The Atlantic's big government conservative—my pick for communications director in the inevitable Huckabee Administration—thinks Sam Brownback won the debate last night.
Brownback generally seems lost in the crowd during these debates, and from a tactical perspective he ought to be throwing more punches. (Or getting out of the race entirely.) But - but - what Brownback did, in his non-response to Paul, was offer an actual strategy for moving forward politically in Iraq, addressing the central problem of our occupation head-on in a way that almost nobody else did during tonight's debate. His plan for partition may be a terrible plan (or at best, a plausible endpoint of a "stay till it burns out" strategy), but it's an infinitely more substantive contribution to the argument over Iraq than, say, Rudy Giuliani's famous slam of Paul a few months back, and Brownback deserved better - as do we all - than to have his response scored a failure because he didn't use it to score cheap points against a fellow also-ran.

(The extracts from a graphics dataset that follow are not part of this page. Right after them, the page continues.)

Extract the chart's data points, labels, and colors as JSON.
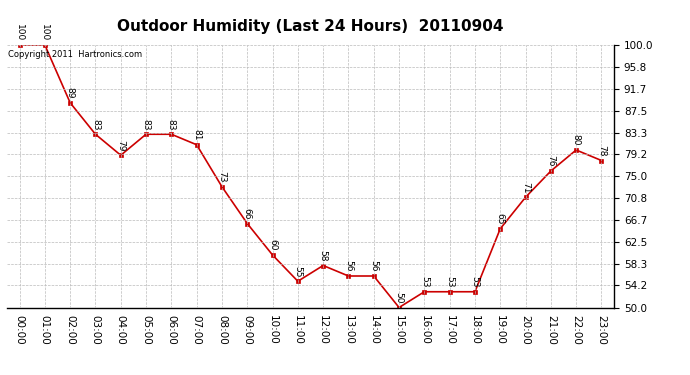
{
  "title": "Outdoor Humidity (Last 24 Hours)  20110904",
  "copyright_text": "Copyright 2011  Hartronics.com",
  "x_labels": [
    "00:00",
    "01:00",
    "02:00",
    "03:00",
    "04:00",
    "05:00",
    "06:00",
    "07:00",
    "08:00",
    "09:00",
    "10:00",
    "11:00",
    "12:00",
    "13:00",
    "14:00",
    "15:00",
    "16:00",
    "17:00",
    "18:00",
    "19:00",
    "20:00",
    "21:00",
    "22:00",
    "23:00"
  ],
  "hours": [
    0,
    1,
    2,
    3,
    4,
    5,
    6,
    7,
    8,
    9,
    10,
    11,
    12,
    13,
    14,
    15,
    16,
    17,
    18,
    19,
    20,
    21,
    22,
    23
  ],
  "values": [
    100,
    100,
    89,
    83,
    79,
    83,
    83,
    81,
    73,
    66,
    60,
    55,
    58,
    56,
    56,
    50,
    53,
    53,
    53,
    65,
    71,
    76,
    80,
    78
  ],
  "ylim": [
    50.0,
    100.0
  ],
  "yticks": [
    50.0,
    54.2,
    58.3,
    62.5,
    66.7,
    70.8,
    75.0,
    79.2,
    83.3,
    87.5,
    91.7,
    95.8,
    100.0
  ],
  "line_color": "#cc0000",
  "marker_color": "#cc0000",
  "bg_color": "#ffffff",
  "grid_color": "#bbbbbb",
  "title_fontsize": 11,
  "label_fontsize": 7.5,
  "annotation_fontsize": 6.5
}
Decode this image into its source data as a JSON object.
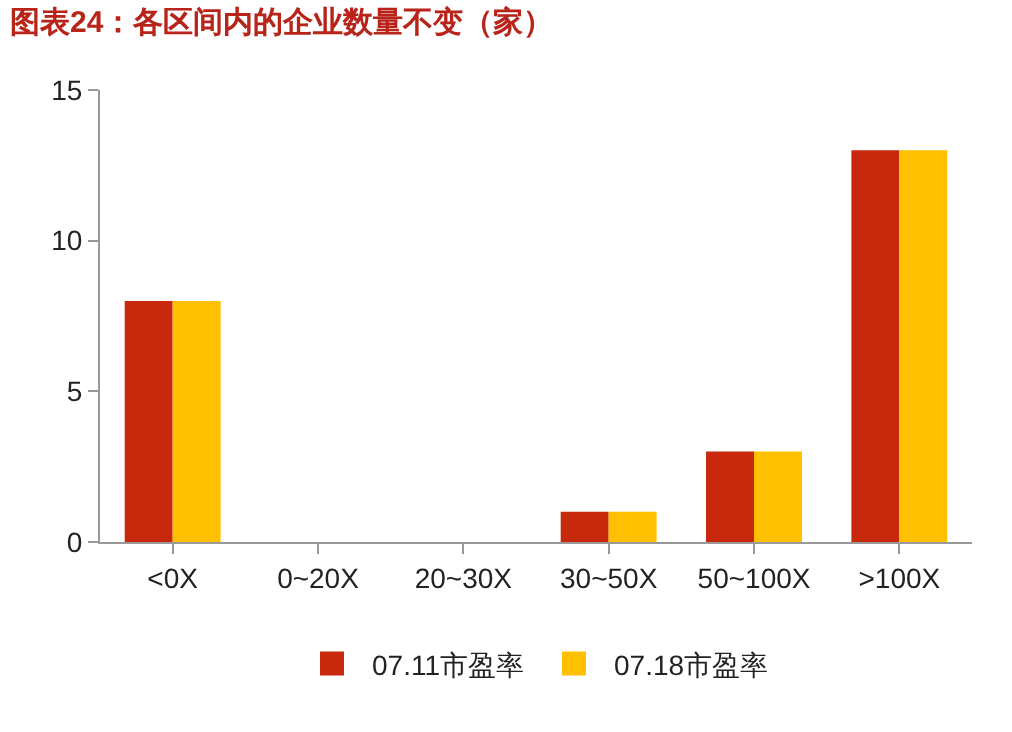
{
  "chart_data": {
    "type": "bar",
    "title": "图表24：各区间内的企业数量不变（家）",
    "categories": [
      "<0X",
      "0~20X",
      "20~30X",
      "30~50X",
      "50~100X",
      ">100X"
    ],
    "series": [
      {
        "name": "07.11市盈率",
        "color": "#c8280c",
        "values": [
          8,
          0,
          0,
          1,
          3,
          13
        ]
      },
      {
        "name": "07.18市盈率",
        "color": "#ffc000",
        "values": [
          8,
          0,
          0,
          1,
          3,
          13
        ]
      }
    ],
    "ylim": [
      0,
      15
    ],
    "yticks": [
      0,
      5,
      10,
      15
    ],
    "grid": false,
    "legend": "bottom"
  }
}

The "as do we all" link is to James Fallows' 11-year old piece about the fight-crazed, substance-poor political media. I'm sympathetic to this. Back when Brownback was contemplating the race the punditocracy was genuinely interested in his ideas, in his version of pro-life politics, etc. And now everyone's baying for him to quit the race.
But… Brownback should quit the race. There was a contest for the role of consistent, pro-life, "family friendly" conservative, and Mike Huckabee won it. If Brownback's substantive Iraq answer actually got the rest of the field to respond with their own substantive answers he'd be playing a useful role, but they didn't, so he isn't.

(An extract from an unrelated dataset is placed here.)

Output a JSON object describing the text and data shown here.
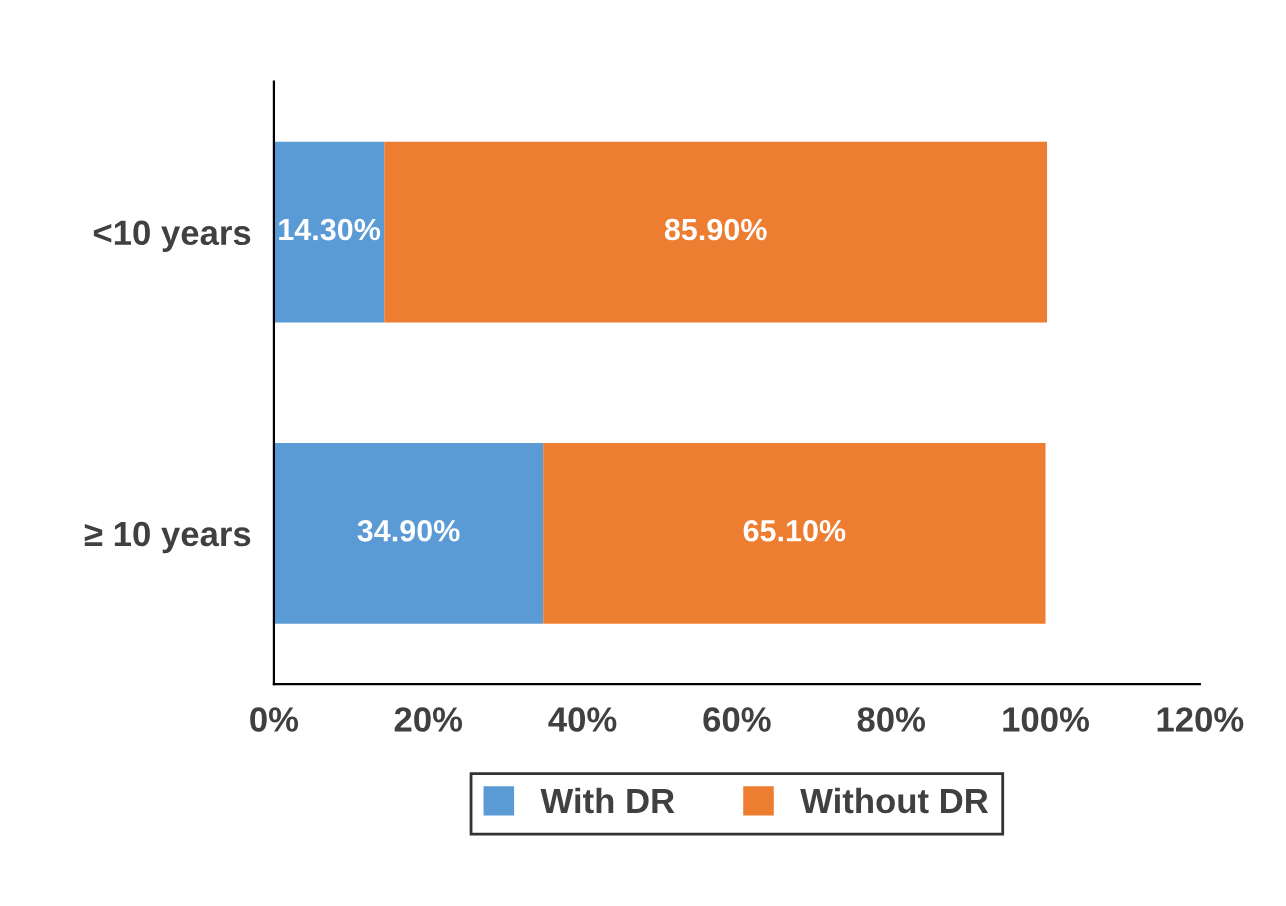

As smarmy and superior as he can sound, Newt Gingrich is actually on to something with these debates: They're only good when candidates have to engage an issue at length, to see if they can. Rather than praising Brownback I'd like it if the moderators could skip the stupid "would you nuke Iran if Lex Luthor and Magneto gave them the doomsday device?" questions and instead follow up with Romney or Rudy (or better yet the lightweight Thompson) until they actually answer an Iraq question substantively. If they can't do it, then we've learned something. Douthat's right that we don't actually learn anything when these guys just pitch applause lines.